[PATCH] D30610: [clang-tidy] Added options to cppcoreguidelines-special-member-functions check

Aaron Ballman via Phabricator via cfe-commits cfe-commits at lists.llvm.org
Fri Nov 24 09:59:28 PST 2017


aaron.ballman added a comment.

In https://reviews.llvm.org/D30610#934704, @malcolm.parsons wrote:

> In https://reviews.llvm.org/D30610#934617, @aaron.ballman wrote:
>
> > In https://reviews.llvm.org/D30610#934452, @malcolm.parsons wrote:
> >
> > > I'd like an `AllowDeletedCopyFunctions` option that allows move and destructor functions to be missing when copying is disabled.
> > >
> > >   struct A {
> > >     A(const A&) = delete;
> > >     A& operator=(const A&) = delete;
> > >   }
> > >   
> >
> >
> > Doesn't `AllowMissingMoveFunctions` do almost that? If not, it should -- that code produces a class that does not declare a move constructor or move assignment operator per [class.copy]p8 and [class.copy.assign]p4, so that would be a "missing move function". Granted, that doesn't handle the dtor case, but I think an `AllowMissingDestructor` option might be overkill -- the destructor isn't missing, it's implicitly declared as defaulted in that case, but if the C++ Core Guidelines folks want it spelled out explicitly then, it might be worth the option. Have they weighed in on your exception?
>
>
> The check is about providing a consistent set of special member functions.


Understood.

> If you've written a destructor then you probably need to write copy functions to avoid double free.
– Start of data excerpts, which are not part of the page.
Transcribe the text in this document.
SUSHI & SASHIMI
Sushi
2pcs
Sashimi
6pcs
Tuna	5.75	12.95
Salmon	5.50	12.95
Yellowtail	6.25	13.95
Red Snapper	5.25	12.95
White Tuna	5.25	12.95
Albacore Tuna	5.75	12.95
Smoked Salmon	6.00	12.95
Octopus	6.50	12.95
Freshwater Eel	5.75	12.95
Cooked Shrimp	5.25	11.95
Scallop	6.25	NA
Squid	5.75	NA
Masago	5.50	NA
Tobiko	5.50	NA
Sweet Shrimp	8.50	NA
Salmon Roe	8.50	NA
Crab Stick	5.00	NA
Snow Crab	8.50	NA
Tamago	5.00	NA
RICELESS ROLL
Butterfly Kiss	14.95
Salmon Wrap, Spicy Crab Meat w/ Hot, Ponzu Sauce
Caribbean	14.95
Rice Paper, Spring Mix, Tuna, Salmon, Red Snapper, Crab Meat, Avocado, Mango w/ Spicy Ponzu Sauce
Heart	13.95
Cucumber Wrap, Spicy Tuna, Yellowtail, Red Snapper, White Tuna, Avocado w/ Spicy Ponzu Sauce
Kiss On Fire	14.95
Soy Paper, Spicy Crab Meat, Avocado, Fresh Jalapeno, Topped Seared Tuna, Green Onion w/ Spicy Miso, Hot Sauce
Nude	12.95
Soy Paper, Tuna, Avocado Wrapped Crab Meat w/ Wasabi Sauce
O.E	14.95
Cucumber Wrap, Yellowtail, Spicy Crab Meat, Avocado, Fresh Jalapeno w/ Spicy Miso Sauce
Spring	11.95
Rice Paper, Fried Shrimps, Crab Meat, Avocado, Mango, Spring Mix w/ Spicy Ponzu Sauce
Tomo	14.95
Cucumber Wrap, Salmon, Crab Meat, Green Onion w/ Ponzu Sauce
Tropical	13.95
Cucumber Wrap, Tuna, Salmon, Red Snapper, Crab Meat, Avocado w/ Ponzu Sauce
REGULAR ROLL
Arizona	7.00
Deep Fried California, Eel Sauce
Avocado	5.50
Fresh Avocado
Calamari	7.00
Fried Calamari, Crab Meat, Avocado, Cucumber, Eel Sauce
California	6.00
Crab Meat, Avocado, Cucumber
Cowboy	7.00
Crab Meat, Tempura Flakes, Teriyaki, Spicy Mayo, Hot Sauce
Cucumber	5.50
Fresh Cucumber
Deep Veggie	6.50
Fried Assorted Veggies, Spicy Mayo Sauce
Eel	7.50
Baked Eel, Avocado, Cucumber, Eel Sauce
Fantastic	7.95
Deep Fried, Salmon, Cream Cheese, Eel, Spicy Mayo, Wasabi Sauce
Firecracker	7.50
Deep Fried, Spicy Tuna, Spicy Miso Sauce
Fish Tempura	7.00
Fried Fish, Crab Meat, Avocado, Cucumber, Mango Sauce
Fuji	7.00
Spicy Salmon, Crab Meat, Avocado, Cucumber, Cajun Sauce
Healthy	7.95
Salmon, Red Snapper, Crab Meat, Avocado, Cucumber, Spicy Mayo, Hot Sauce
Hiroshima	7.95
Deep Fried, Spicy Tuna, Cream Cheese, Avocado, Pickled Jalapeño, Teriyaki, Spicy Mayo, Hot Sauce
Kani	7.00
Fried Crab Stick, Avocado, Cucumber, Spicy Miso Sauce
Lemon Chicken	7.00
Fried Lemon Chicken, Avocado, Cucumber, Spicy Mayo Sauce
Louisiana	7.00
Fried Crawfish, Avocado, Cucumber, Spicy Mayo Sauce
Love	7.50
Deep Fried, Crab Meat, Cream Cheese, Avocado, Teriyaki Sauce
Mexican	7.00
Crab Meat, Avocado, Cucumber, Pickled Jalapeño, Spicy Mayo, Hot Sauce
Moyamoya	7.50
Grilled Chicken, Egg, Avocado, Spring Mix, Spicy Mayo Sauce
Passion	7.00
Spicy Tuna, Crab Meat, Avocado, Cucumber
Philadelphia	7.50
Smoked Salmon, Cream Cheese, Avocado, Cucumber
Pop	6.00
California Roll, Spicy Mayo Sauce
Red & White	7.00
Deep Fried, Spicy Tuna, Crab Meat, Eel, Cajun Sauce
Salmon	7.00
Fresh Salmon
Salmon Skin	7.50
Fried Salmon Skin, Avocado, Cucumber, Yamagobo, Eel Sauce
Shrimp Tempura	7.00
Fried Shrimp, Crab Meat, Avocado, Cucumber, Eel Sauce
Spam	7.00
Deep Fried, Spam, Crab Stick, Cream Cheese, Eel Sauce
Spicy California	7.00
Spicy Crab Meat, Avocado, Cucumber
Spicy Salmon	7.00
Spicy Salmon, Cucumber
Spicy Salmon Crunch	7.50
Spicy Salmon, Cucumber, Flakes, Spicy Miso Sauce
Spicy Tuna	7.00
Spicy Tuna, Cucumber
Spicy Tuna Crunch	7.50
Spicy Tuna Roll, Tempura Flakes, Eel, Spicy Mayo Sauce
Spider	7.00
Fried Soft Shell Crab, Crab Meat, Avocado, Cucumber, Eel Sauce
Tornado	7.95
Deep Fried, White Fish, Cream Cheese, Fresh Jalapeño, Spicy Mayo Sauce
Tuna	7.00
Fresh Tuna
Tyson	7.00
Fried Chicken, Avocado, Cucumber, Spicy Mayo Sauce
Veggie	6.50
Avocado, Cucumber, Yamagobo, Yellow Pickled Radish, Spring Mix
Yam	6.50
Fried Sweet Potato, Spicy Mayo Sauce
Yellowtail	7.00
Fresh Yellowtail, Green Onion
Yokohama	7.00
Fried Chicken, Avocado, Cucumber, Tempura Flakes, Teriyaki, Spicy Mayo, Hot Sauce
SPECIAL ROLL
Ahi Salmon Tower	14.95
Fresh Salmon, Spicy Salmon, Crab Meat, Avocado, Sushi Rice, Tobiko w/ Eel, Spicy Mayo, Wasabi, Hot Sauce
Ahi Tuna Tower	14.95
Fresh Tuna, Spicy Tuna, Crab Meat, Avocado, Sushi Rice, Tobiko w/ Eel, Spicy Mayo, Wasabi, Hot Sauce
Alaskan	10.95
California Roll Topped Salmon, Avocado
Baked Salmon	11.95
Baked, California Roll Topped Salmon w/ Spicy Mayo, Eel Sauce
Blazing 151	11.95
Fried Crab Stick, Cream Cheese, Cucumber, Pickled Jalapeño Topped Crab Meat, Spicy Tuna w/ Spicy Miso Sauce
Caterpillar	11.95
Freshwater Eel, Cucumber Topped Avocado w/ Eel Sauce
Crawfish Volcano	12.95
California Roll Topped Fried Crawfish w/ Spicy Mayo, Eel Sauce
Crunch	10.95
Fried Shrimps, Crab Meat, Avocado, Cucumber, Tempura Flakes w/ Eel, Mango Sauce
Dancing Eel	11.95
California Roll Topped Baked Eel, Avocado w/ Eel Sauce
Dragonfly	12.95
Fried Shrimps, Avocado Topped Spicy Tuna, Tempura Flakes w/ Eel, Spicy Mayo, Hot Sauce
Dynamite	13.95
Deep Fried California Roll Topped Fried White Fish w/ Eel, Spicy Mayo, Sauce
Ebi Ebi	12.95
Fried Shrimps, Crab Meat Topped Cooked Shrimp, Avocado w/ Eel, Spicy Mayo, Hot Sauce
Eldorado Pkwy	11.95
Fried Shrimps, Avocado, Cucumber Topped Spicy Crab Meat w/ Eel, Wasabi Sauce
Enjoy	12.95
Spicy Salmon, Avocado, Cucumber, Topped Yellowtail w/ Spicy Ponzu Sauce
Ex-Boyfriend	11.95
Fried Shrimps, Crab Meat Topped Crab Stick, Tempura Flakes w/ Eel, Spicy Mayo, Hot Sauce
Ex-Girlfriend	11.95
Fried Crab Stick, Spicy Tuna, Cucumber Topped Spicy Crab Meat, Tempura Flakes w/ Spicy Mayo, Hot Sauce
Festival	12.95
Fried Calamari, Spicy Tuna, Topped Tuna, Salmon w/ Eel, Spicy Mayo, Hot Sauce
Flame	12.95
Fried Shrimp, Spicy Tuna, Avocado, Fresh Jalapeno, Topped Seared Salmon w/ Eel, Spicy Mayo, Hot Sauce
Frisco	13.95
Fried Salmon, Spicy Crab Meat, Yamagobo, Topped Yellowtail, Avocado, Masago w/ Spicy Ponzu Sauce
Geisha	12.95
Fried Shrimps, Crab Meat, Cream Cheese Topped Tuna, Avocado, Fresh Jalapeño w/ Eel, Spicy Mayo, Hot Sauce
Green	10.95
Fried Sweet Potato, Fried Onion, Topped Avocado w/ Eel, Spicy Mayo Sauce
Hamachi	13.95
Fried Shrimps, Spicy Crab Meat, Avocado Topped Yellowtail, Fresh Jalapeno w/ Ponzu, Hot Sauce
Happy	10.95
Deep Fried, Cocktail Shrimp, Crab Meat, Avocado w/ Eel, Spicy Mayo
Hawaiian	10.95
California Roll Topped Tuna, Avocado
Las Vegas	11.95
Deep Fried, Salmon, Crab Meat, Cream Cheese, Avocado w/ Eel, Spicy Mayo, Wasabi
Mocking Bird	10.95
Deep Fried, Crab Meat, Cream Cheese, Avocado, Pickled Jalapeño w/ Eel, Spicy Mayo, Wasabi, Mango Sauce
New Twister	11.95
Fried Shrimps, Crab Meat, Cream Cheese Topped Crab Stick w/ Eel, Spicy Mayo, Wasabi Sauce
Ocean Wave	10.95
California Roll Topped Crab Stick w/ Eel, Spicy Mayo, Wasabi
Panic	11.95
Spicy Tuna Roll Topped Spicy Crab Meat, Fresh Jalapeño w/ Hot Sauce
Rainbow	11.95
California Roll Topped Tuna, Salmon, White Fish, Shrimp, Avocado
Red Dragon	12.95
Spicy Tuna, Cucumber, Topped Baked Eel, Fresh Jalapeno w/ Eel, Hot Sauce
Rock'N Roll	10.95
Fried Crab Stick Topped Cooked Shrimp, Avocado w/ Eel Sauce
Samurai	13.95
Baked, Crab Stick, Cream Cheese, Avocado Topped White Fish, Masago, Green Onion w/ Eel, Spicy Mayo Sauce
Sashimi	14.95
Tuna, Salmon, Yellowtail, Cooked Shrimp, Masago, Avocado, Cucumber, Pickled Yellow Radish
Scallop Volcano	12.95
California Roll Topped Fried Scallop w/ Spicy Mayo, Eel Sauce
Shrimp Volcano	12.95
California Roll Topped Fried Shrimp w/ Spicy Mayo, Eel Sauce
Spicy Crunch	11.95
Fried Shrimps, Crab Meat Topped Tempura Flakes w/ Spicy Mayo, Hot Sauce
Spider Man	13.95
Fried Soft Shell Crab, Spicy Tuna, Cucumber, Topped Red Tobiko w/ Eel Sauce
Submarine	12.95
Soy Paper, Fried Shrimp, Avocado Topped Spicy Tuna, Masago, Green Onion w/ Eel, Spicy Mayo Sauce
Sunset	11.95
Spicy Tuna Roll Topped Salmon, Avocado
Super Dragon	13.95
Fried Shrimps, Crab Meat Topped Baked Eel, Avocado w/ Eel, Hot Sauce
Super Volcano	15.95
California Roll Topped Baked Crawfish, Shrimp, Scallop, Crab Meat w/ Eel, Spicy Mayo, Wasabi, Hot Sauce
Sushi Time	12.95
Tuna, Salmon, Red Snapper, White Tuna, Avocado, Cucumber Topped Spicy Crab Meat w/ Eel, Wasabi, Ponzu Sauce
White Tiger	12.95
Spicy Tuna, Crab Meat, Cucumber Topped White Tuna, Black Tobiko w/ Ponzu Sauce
Sometimes. RAII is a good example where that's not always true. However, in the general case, I agree.

> If you've defaulted the destructor, as often needed in a base class, then the default copy functions are still valid, so `AllowSoleDefaultDtor` makes sense.

Agreed.

> If you've written your own copy functions then you probably want to write your own move functions to allow moving, so `AllowMissingMoveFunctions` doesn't make sense.

I disagree. Move constructors can gracefully degenerate into a copy operation when the copy and move semantics are identical. Think about classes that only contain scalar values as a common example of this. `AllowMissingMoveFunctions` is the option which serves that common purpose.

> If you've deleted the copy functions, then you probably don't want the move functions either, so `AllowDeletedCopyFunctions` would make sense.

I agree with the premise, but disagree with your conclusion. If you've deleted the copy functions *you don't have the move functions* unless you explicitly spell them out (they are not implicitly generated for you). To that end, I don't think this check should diagnose the lack of move operations in the presence of deleted copy operations. However, I'd like to know what the Core Guidelines people think about this scenario. If the copy operations are explicitly deleted, the primary difference between the default behavior and explicitly deleted move operations is that the diagnostics change from "no such operator" to "explicitly deleted operator". Do they think that's worth the extra typing for the user?